Every FlexInference error tells you what is wrong, why, and how to fix it, and it shows an example. Send a service_tier yourself and you get service_tier_not_allowed, because FlexInference owns tier selection. The fix is to drop the field and let flex choose. See Errors for the full list with example bodies.
Messages
The Messages endpoint is a fourth caller format. It speaks the Anthropic Messages shape for both the request and the response, and it works with any model, because FlexInference translates it to and from the canonical form. start_within applies identically and is required. Anthropic requires max_tokens, so it is required here too; omit it and you get 400 missing_max_tokens. Send messages as {role, content} turns, with content a string or an array of content blocks; system, tools, tool_choice, and thinking map to the same upstream features.
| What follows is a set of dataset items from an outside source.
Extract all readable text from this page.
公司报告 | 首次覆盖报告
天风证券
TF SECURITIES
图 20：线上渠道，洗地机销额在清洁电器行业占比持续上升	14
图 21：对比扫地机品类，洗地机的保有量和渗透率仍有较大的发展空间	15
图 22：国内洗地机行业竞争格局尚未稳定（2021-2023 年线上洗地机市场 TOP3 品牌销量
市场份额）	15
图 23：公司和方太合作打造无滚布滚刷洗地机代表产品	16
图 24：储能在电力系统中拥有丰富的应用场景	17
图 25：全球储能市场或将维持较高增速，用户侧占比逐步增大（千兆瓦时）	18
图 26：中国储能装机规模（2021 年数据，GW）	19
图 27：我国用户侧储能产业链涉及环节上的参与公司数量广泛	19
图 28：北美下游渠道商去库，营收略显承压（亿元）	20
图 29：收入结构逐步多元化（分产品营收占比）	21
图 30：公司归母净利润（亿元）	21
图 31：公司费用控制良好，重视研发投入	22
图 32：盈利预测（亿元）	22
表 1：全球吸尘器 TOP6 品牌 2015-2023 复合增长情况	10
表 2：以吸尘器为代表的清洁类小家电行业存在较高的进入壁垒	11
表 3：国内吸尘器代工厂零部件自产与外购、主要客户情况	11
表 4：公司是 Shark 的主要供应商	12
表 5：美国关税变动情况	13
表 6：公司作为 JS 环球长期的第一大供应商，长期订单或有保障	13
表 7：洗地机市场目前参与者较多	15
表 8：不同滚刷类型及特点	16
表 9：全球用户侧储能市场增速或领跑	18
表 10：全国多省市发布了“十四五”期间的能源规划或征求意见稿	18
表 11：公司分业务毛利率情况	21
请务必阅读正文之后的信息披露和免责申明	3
resp = client.messages.create(
model="claude-opus-4-8",
max_tokens=1024,
messages=[{"role": "user", "content": "Summarize this contract."}],
extra_body={"start_within": "default"},
)
print(resp.content[0].text)
The response is an Anthropic message object. Your output lives in content as text, thinking, and tool_use blocks. The usage.service_tier field tells you which tier actually served the request, flex or standard, and that field is the one to trust.
{
"id": "msg_...",
"type": "message",
"role": "assistant",
"model": "claude-opus-4-8",
"content": [{ "type": "text", "text": "..." }],
"stop_reason": "end_turn",
"usage": {
"input_tokens": 1200,
"cache_read_input_tokens": 0,
"cache_creation_input_tokens": 0,
"output_tokens": 180,
"output_tokens_details": { "thinking_tokens": 64 },
"service_tier": "standard"
}
}
stop_reason is end_turn on a normal finish, max_tokens when truncated, tool_use when the model calls a tool, and refusal when it declines. thinking maps to reasoning.effort per model. top_k, stop_sequences, cache_control blocks, and document/file blocks with citations are refused with unsupported_parameter, and a caller-supplied service_tier with service_tier_not_allowed; see Errors.
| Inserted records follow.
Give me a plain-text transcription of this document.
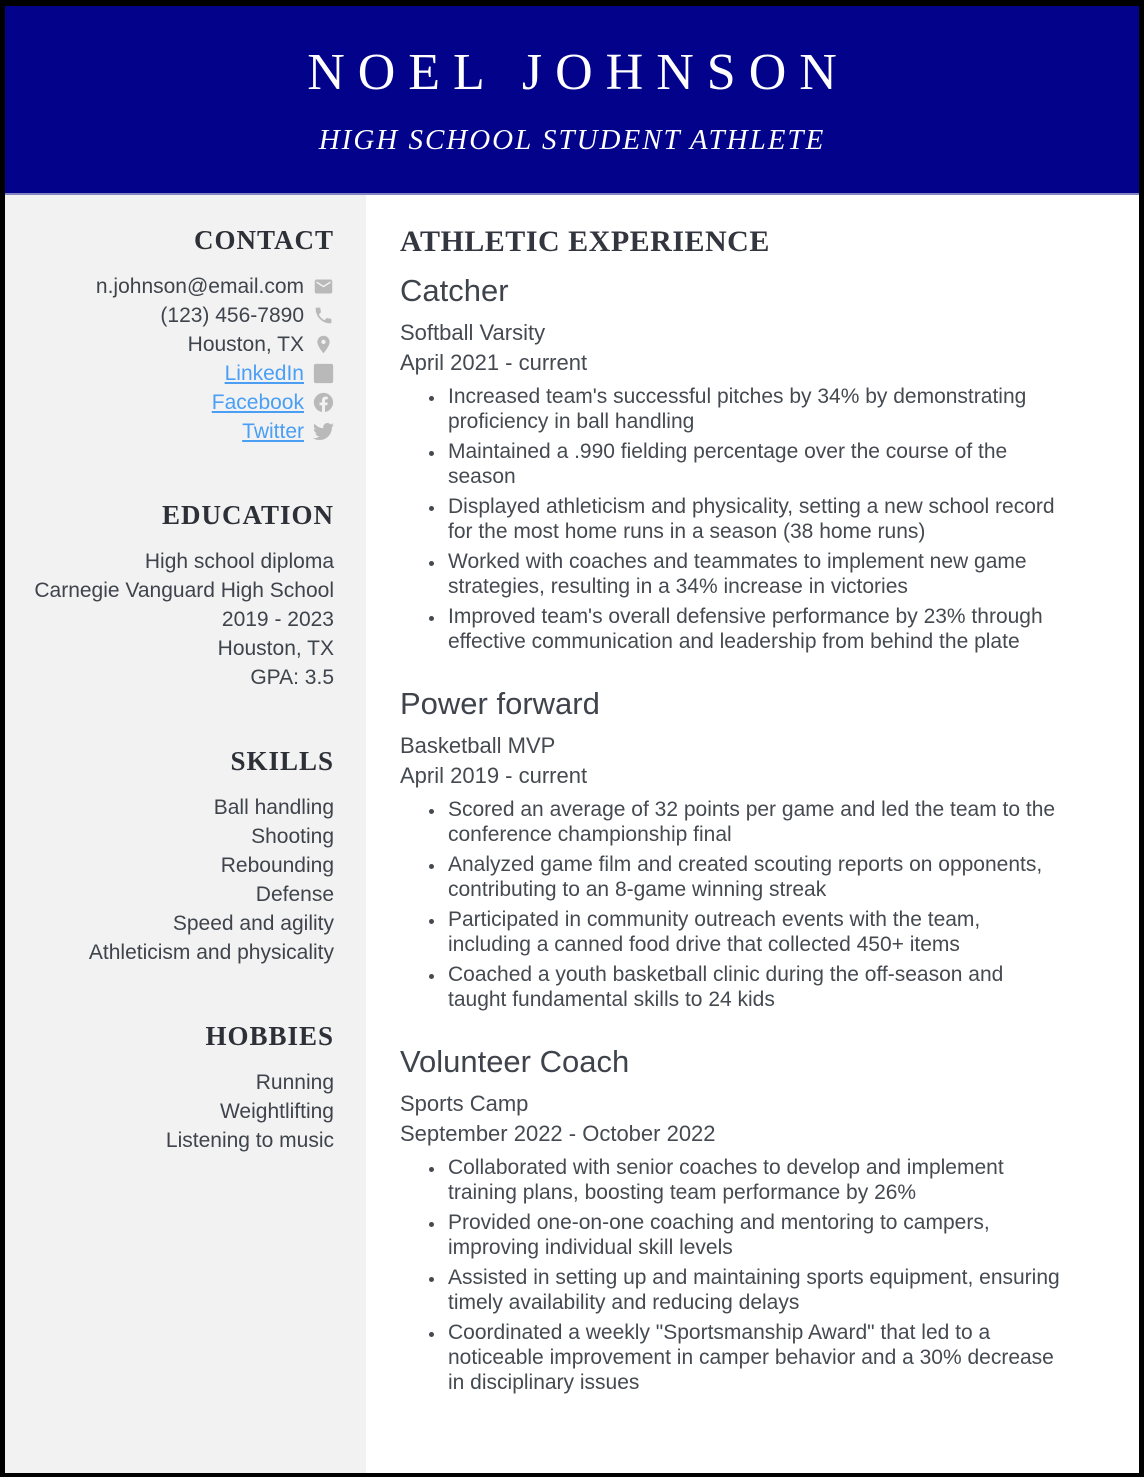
NOEL JOHNSON
HIGH SCHOOL STUDENT ATHLETE
CONTACT
n.johnson@email.com
(123) 456-7890
Houston, TX
LinkedIn
Facebook
Twitter
EDUCATION
High school diploma
Carnegie Vanguard High School
2019 - 2023
Houston, TX
GPA: 3.5
SKILLS
Ball handling
Shooting
Rebounding
Defense
Speed and agility
Athleticism and physicality
HOBBIES
Running
Weightlifting
Listening to music
ATHLETIC EXPERIENCE
Catcher
Softball Varsity
April 2021 - current
• Increased team's successful pitches by 34% by demonstrating proficiency in ball handling
• Maintained a .990 fielding percentage over the course of the season
• Displayed athleticism and physicality, setting a new school record for the most home runs in a season (38 home runs)
• Worked with coaches and teammates to implement new game strategies, resulting in a 34% increase in victories
• Improved team's overall defensive performance by 23% through effective communication and leadership from behind the plate
Power forward
Basketball MVP
April 2019 - current
• Scored an average of 32 points per game and led the team to the conference championship final
• Analyzed game film and created scouting reports on opponents, contributing to an 8-game winning streak
• Participated in community outreach events with the team, including a canned food drive that collected 450+ items
• Coached a youth basketball clinic during the off-season and taught fundamental skills to 24 kids
Volunteer Coach
Sports Camp
September 2022 - October 2022
• Collaborated with senior coaches to develop and implement training plans, boosting team performance by 26%
• Provided one-on-one coaching and mentoring to campers, improving individual skill levels
• Assisted in setting up and maintaining sports equipment, ensuring timely availability and reducing delays
• Coordinated a weekly "Sportsmanship Award" that led to a noticeable improvement in camper behavior and a 30% decrease in disciplinary issues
Everything else works unchanged
Tool calling, structured outputs (response_format), vision, and reasoning all pass straight through to the provider you picked. Use them exactly as you would when you call that provider directly.
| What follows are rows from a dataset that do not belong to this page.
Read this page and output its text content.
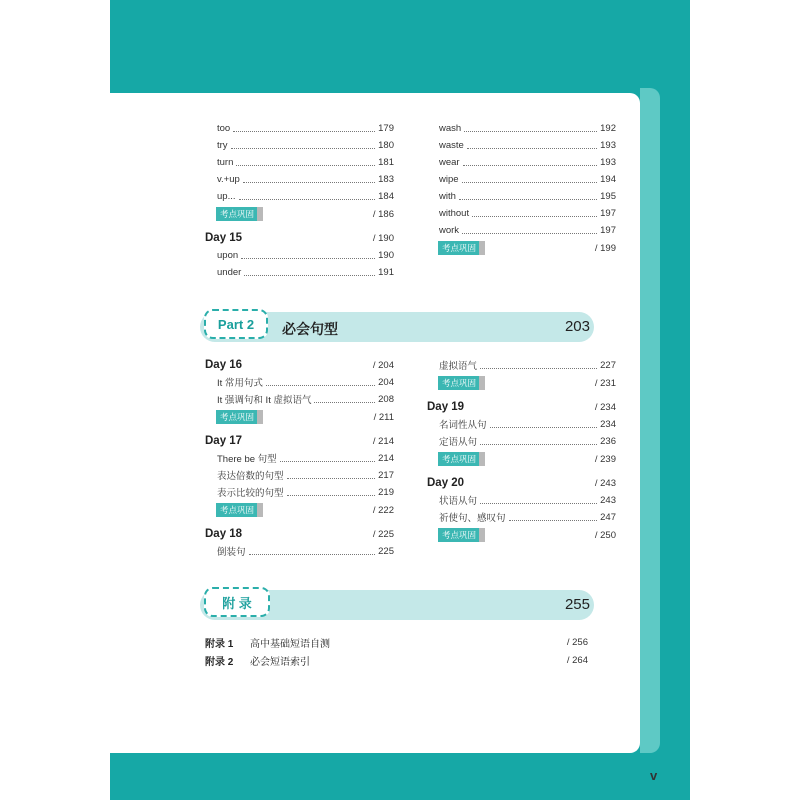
Part 2	必会句型	203
附 录	255
附录 1	高中基础短语自测	/ 256
附录 2	必会短语索引	/ 264
v
too	179
try	180
turn	181
v.+up	183
up...	184
考点巩固	/ 186
Day 15	/ 190
upon	190
under	191
wash	192
waste	193
wear	193
wipe	194
with	195
without	197
work	197
考点巩固	/ 199
Day 16	/ 204
It 常用句式	204
It 强调句和 It 虚拟语气	208
考点巩固	/ 211
Day 17	/ 214
There be 句型	214
表达倍数的句型	217
表示比较的句型	219
考点巩固	/ 222
Day 18	/ 225
倒装句	225
虚拟语气	227
考点巩固	/ 231
Day 19	/ 234
名词性从句	234
定语从句	236
考点巩固	/ 239
Day 20	/ 243
状语从句	243
祈使句、感叹句	247
考点巩固	/ 250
A few Chat Completions parameters have no match on the Responses models FlexInference routes, so FlexInference rejects them up front with unsupported_parameter: presence_penalty, frequency_penalty, logit_bias, logprobs, top_logprobs, seed, stop, prediction, audio, non-text modalities, web_search_options, and n > 1. FlexInference only rejects them when you set them to a real value. Leaving them at their defaults is fine. For web search, use a Responses web_search tool.